The library truly is international, with books from scores of countries and in dozens of languages. The collection can be searched by language, age of reader, type of character, genre, topic, length—even color of cover! And yes, it really is a library. You can read everything online at no cost. Are you intrigued yet?
It will take a bit of exploring to get full benefit from this amazing resource, but it is well worth it. Here are just a few thoughts to get you started. I’ve written these from the perspective of a teacher, but the library is also a great home resource for those long summer days.
- Explore the wonderful varieties of folk and fairy tales from around the world. Have students compare, contrast, and perhaps write a tale situated in their own unique time and place.
- Use international children’s books to provide multi-leveled resources around a given theme, allowing older students who struggle with reading to contribute something genuinely unique to the discussion. The search options make finding a book that suits your theme relatively simple. Be sure to preview the text, however, since some children’s books contain complex language.
- Choose a book in a language you and your students do not speak. Create new stories to accompany the pictures. For example, Dima, written in Arabic, has wonderful fantasy illustrations of a young boy exploring the heavens. It would also be fun to compare the original stories written based on the illustrations to the English version of the book, which is available for some texts.
- Of course, international books are a fine opportunity for students who do speak another language to share their language and culture with others.

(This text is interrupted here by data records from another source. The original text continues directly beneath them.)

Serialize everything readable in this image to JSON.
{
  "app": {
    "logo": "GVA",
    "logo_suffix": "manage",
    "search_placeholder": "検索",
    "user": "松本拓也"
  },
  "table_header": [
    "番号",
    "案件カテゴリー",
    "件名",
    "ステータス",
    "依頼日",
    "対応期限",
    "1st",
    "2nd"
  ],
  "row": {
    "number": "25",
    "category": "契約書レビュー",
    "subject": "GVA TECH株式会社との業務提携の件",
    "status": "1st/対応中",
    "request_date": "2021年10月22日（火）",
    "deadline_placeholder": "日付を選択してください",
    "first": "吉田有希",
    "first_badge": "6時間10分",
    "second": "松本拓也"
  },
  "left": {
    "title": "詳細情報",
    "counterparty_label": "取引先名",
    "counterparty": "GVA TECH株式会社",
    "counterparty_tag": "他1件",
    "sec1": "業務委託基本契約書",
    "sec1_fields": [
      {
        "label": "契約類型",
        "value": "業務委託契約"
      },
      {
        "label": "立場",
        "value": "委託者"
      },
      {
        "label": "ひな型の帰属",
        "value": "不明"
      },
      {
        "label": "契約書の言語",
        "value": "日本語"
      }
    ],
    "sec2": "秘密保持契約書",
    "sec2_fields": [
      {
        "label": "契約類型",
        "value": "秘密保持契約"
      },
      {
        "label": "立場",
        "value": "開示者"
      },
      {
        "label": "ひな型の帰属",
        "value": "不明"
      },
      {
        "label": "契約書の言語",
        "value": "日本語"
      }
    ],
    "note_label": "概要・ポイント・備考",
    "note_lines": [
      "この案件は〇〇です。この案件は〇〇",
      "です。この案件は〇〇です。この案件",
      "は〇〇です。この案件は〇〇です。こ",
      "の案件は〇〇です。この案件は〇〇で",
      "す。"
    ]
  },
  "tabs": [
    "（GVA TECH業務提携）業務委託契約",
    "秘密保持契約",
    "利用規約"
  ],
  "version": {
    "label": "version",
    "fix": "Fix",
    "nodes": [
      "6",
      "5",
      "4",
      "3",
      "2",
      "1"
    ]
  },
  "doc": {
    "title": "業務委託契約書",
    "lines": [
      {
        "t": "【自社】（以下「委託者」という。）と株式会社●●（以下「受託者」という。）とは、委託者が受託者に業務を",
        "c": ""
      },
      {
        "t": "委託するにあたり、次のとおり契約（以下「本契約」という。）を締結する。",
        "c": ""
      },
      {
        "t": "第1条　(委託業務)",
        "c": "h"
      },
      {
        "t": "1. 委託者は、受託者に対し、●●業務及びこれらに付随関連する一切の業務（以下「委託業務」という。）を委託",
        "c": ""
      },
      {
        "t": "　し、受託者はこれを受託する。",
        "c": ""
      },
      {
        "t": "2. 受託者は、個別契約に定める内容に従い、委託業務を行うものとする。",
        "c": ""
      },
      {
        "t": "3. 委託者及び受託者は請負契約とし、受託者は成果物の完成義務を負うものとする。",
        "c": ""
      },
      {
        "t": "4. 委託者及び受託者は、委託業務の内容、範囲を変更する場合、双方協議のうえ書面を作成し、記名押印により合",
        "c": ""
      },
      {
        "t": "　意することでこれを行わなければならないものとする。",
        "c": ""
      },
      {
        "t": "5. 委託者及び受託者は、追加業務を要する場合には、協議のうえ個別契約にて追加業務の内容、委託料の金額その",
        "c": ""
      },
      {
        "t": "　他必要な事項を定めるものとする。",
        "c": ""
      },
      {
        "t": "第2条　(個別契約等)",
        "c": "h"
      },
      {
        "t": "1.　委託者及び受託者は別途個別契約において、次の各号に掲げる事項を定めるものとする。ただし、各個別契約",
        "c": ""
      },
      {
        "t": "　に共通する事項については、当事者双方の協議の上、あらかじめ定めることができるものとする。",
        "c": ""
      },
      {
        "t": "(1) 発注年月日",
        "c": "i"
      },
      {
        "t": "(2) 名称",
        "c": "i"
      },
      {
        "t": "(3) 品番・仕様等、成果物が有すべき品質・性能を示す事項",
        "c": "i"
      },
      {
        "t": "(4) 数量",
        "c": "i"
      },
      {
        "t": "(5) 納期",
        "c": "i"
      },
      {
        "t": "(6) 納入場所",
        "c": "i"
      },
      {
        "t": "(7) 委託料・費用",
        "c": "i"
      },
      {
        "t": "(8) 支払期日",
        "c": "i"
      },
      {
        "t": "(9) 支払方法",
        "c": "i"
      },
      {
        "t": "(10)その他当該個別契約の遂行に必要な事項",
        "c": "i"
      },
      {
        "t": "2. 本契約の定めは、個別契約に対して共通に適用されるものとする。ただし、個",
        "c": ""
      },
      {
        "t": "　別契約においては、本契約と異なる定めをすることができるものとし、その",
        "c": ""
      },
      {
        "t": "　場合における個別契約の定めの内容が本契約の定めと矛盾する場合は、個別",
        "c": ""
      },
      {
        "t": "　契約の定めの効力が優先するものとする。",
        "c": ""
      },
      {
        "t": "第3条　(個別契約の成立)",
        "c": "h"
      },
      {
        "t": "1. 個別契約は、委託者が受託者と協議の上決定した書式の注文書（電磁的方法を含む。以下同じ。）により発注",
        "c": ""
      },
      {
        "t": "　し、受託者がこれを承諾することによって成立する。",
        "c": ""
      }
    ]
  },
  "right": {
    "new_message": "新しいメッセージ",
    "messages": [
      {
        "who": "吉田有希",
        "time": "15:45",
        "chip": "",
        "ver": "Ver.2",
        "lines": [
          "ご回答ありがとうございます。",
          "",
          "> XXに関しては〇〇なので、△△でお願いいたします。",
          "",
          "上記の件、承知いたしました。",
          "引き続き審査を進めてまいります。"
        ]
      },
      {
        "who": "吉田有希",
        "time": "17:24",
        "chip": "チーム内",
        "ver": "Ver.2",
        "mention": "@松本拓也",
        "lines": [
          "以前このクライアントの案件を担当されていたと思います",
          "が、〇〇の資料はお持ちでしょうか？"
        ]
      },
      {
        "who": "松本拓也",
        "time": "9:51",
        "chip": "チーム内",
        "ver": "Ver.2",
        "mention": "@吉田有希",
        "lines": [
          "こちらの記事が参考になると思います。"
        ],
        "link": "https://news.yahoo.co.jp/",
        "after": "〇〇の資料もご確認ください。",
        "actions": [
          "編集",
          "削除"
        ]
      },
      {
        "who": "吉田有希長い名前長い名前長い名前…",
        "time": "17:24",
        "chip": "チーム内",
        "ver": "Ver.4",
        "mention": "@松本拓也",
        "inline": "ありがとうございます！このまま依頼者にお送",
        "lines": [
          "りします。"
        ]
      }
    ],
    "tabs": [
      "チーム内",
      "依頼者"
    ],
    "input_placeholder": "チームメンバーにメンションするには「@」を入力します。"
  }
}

- Have students who are studying world languages read children’s books in those languages. When, after many (many many!) years away from language study I had the chance to go to France, I found the most successful language practice for my rusty French was French children’s television. Children’s books can provide similar opportunities for success. Many of the books in the ICDL are available in multiple languages, allowing interesting comparisons and study.
- Use the children’s books from different eras to allow insight into both the literature and cultures of the times. There are alphabet books of all descriptions. (Wouldn’t it be fun to create one to depict a particular time/place?) Think about comparing versions of Cinderella, not just across cultures but across time. This version was published in 1880.
- Just allow your students (or your children) to explore. This is a glorious resource. Have fun with it, and please share what you find.